Gallery
All Pictures (40)Biography
Maria Margarete Anna Schell was born in Vienna on January 15, 1926. Her siblings Carl, Maximilian and Immy also worked as actors. Schell went to school in Switzerland and in an Alsatian monastery. After a commercial education, singing instruction and actor's training in Zürich, Schell worked at theatres in Bern and at Vienna"s Kammerspiele. In 1950, she performed as Gretchen in "Faust" on a tour with Albert Bassermann before taking to guest performances in several countries. Already in 1942, Schell starred in her first movie, the Swiss melodrama "Steinbruch", alongside Heinrich Gretler and her mother Margarete Noé von Nordberg. In 1950, she rose to national fame with her performance in "Der Engel mit der Posaune" ("The Angel with the Trumpet"). From then on, she became a star of the German cinema of the Adenauer years, mainly as sensitive woman on the brink of tears.
Alongside Dieter Borsche in "Es kommt ein Tag" ("A Day Will Come") und "Dr. Holl" ("Affairs of Dr. Holl") and O.W. Fischer in "Bis wir uns wiederseh'n", "Der träumende Mund" ("Dreaming Lips") und "Solange du da bist" ("As Long as You're Near Me"), Schell starred as the female part of movie couples.
Schell's first international success was the character role of a head nurse in a military hospital in Helmut Käutner's anti-war movie "Die letzte Brücke" ("The Last Bridge") that won at the Cannes Film Festival in 1954. In 1956, Schell won the "Coppa Volpi" for the title role of a laundress in René Clément's naturalistic adaptation of Zola's play "Gervaise". From 1957 on, she starred in several MGM productions of best-selling novels, like in Richard Brook's "The Brothers Karamazov" with Yul Brynner, or John Frankenheimer's two-part TV drama "For Whom the Bell Tolls". She then played with Glenn Ford in "Cimarron", as well as with Gary Cooper in "The Hanging Tree". Furthermore she starred in films by Philippe de Broca, Claude Chabrol, or Jacques Rouffio.

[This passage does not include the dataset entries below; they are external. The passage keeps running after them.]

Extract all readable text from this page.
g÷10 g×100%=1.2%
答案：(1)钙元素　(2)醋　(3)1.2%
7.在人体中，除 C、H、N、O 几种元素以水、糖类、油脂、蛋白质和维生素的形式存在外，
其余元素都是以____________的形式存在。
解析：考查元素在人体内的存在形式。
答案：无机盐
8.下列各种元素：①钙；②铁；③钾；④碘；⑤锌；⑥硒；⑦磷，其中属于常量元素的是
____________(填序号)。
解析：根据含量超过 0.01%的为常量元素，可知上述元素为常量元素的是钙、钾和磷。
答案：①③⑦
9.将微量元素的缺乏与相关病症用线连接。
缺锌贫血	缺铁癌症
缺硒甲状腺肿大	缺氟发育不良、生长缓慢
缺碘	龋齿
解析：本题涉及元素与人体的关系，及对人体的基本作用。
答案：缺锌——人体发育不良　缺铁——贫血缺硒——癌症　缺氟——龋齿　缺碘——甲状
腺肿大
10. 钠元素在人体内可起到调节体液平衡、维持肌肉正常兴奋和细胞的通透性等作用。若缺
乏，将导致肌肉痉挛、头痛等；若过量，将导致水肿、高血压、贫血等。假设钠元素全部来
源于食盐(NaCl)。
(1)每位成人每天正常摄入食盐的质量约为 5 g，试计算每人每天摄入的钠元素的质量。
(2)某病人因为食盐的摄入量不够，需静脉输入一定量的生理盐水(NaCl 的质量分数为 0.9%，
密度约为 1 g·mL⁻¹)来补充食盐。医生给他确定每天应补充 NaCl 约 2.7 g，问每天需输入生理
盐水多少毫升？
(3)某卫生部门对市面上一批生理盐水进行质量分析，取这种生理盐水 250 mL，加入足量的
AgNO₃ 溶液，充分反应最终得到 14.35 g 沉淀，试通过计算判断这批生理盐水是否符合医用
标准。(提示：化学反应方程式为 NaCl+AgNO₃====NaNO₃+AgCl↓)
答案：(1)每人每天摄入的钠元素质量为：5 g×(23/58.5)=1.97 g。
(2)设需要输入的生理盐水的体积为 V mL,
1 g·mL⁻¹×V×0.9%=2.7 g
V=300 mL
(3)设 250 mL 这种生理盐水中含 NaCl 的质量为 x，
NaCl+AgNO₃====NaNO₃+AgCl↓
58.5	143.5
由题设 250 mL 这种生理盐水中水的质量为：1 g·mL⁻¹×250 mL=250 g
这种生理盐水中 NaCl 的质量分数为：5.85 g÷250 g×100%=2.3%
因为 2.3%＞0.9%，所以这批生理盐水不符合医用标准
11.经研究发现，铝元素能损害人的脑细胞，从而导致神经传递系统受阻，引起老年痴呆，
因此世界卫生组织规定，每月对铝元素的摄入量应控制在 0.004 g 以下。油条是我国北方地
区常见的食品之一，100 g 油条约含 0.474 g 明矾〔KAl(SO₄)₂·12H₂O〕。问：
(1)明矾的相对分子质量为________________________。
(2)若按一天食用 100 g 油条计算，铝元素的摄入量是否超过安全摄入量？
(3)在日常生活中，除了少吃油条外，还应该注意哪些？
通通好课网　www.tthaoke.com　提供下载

Besides her movie career, Schell still managed to perform on stage in France, Switzerland, Germany and Austria where she performed at the 1955 and 1979 Salzburger Festspiele. From the 1970s on, Schell was mainly to be seen in American and German TV productions. In 1977, she was awarded with the Filmband in Gold for her long-time, exceptional work in German cinema. Her last major movie was "Die Spaziergängerin von Sans Souci" ("The Passerby") in 1981.
During the 1990s, Schell's private life became the centre of public attention. After a suicide attempt in 1991 and a series of cerebral apoplexies she completely withdrew from public activities. In 1997, Schell was discharged from an alleged act of bankruptcy. In February 2002, she made her last public appearance in Vienna at the premiere of Maximilian Schell's portrait "Meine Schwester Maria" ("My Sister Maria").
Maria Schell died on April 26, 2005, at the age of 79 at her Carinthian hill farm.